Impact Observatory partners with Planet
On July 5, Washington, DC-based Impact Observatory announced it has entered into a partnership with San Francisco, CA-based Planet Labs PBC. The partnership uses AI-powered analytics to monitor land cover and land use (LULC) on top of Planet’s high-frequency, medium- and high-resolution satellite data. Automated analytics are core to helping customers better understand changes and anticipate threats at previously unobtainable speed and scale.
“The world is changing rapidly. Every day, cities develop, crops are grown, forests are managed, and yet unsustainable resource usage and natural disasters put the whole system at risk. This greatly impacts society’s choices about the infrastructure, food systems, water supplies, and natural resources that we all depend on,” said Steve Brumby, co-founder and CEO of Impact Observatory. “With AI-powered on-demand monitoring from Impact Observatory using best-in-class PlanetScope imagery, customers get access to accurate, near real-time geospatial insights to support security, environmental and resource mapping.
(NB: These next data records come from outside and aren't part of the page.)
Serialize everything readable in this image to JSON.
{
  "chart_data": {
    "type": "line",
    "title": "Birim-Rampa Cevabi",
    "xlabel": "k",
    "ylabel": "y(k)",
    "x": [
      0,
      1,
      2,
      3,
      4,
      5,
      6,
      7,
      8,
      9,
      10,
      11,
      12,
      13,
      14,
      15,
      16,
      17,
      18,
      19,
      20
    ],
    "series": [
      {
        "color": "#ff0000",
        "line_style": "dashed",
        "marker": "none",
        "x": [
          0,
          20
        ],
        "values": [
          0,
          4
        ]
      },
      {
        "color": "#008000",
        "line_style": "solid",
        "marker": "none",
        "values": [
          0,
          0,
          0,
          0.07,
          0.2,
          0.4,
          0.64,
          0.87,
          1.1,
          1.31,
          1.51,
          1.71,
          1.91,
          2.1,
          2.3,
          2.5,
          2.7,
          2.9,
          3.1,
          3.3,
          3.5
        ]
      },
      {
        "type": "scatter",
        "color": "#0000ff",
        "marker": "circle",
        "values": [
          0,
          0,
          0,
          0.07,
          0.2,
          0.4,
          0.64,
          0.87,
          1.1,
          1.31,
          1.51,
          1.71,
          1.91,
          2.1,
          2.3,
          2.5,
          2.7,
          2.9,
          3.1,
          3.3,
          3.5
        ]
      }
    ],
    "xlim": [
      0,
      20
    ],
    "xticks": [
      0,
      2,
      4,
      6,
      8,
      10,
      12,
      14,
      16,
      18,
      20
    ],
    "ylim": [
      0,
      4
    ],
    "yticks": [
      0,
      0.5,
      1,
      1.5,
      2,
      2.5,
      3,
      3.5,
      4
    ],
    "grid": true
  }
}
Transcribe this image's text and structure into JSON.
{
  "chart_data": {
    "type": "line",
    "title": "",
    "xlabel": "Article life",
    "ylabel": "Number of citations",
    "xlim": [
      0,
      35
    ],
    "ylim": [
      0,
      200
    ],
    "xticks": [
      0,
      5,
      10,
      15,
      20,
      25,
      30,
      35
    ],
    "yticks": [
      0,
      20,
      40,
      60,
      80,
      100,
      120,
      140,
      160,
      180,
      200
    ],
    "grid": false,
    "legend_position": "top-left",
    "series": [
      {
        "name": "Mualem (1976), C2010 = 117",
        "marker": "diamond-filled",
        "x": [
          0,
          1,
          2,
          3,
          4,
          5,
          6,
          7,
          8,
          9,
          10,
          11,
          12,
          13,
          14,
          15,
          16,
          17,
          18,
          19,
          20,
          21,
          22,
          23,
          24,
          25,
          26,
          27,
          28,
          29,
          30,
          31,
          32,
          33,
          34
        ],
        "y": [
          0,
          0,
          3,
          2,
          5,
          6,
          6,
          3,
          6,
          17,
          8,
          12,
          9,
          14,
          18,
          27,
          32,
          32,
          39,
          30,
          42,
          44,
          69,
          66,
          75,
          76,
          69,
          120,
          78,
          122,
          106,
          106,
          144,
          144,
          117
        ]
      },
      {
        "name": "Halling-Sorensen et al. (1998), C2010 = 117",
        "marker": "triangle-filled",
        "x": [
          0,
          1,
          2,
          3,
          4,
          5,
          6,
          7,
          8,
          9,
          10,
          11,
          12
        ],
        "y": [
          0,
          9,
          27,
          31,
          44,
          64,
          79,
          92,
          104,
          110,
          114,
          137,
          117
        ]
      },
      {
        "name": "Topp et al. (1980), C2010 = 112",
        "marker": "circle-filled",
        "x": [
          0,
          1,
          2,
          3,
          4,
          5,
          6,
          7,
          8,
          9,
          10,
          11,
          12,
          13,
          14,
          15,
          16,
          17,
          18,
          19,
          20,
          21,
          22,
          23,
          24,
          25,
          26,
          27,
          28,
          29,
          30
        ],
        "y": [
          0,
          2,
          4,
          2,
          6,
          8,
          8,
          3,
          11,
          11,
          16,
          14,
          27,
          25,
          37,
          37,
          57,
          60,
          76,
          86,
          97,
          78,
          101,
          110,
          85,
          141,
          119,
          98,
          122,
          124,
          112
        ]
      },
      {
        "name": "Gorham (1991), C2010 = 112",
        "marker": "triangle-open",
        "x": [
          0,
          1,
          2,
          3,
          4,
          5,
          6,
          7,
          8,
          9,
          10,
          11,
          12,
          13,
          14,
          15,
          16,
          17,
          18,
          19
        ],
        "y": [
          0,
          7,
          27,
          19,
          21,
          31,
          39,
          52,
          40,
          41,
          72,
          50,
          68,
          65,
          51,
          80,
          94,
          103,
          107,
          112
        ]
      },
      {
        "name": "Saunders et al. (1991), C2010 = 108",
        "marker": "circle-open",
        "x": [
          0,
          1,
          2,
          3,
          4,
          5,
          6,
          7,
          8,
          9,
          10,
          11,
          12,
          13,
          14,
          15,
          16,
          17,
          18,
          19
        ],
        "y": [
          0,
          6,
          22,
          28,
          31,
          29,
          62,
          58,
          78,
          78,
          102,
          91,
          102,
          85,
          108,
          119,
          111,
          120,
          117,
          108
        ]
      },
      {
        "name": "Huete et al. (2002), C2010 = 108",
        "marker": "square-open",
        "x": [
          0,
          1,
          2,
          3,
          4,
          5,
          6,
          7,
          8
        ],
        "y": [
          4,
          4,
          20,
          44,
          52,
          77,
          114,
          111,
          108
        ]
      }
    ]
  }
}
Monitoring land-use change based on recent trends and historical patterns enables decision makers with the detailed warnings they need to respond to climate-crisis threats to communities, infrastructure, and natural resources.”
With this partnership, customers experience high quality space-based global mapping and monitoring benefits, when compared to existing public satellite imagery solutions, including:
10x increase in spatial resolution: PlanetScope’s 3.5m spatial resolution enables customers to classify features in built areas such as roads, buildings, small areas of vegetation, and small bodies of water.
5x increase in temporal resolution: PlanetScope’s daily, global revisit allows us to see the temporary features of our living world, such as small, seasonal bodies of water and flood water that aren’t visible in weekly imagery available from public satellite data. It also allows us to monitor changes more quickly and at earlier stages, such as forest losses due to wildfire, impacts of flooding, start of new construction, and damage due to conflict.
Annual and seasonal classification: Classify 15+ land-cover categories, both annually and seasonally, create maps up to today, create metrics, and identify areas of change.
Impact Observatory’s IO Monitor service enables government leaders to monitor the entire world in near real-time without relying solely on national assets. Leaders in governments, NGOs, finance and industry need trustworthy, actionable information about the changing world to understand opportunities, identify threats, and measure the impacts of actions. IO Monitor coupled with PlanetScope imagery meets this need with timely, up-to-date maps at previously unobtainable scale.
Impact Observatory turns millions of satellite images into maps that label every pixel into one of nine categories of major LULC. Since the release of their first global map in June 2021, Impact Observatory has received over 1,000,000 visitors accessing and downloading our annual maps via Esri Living Atlas, Microsoft Planetary Computer, and the AWS Registry of Open Data.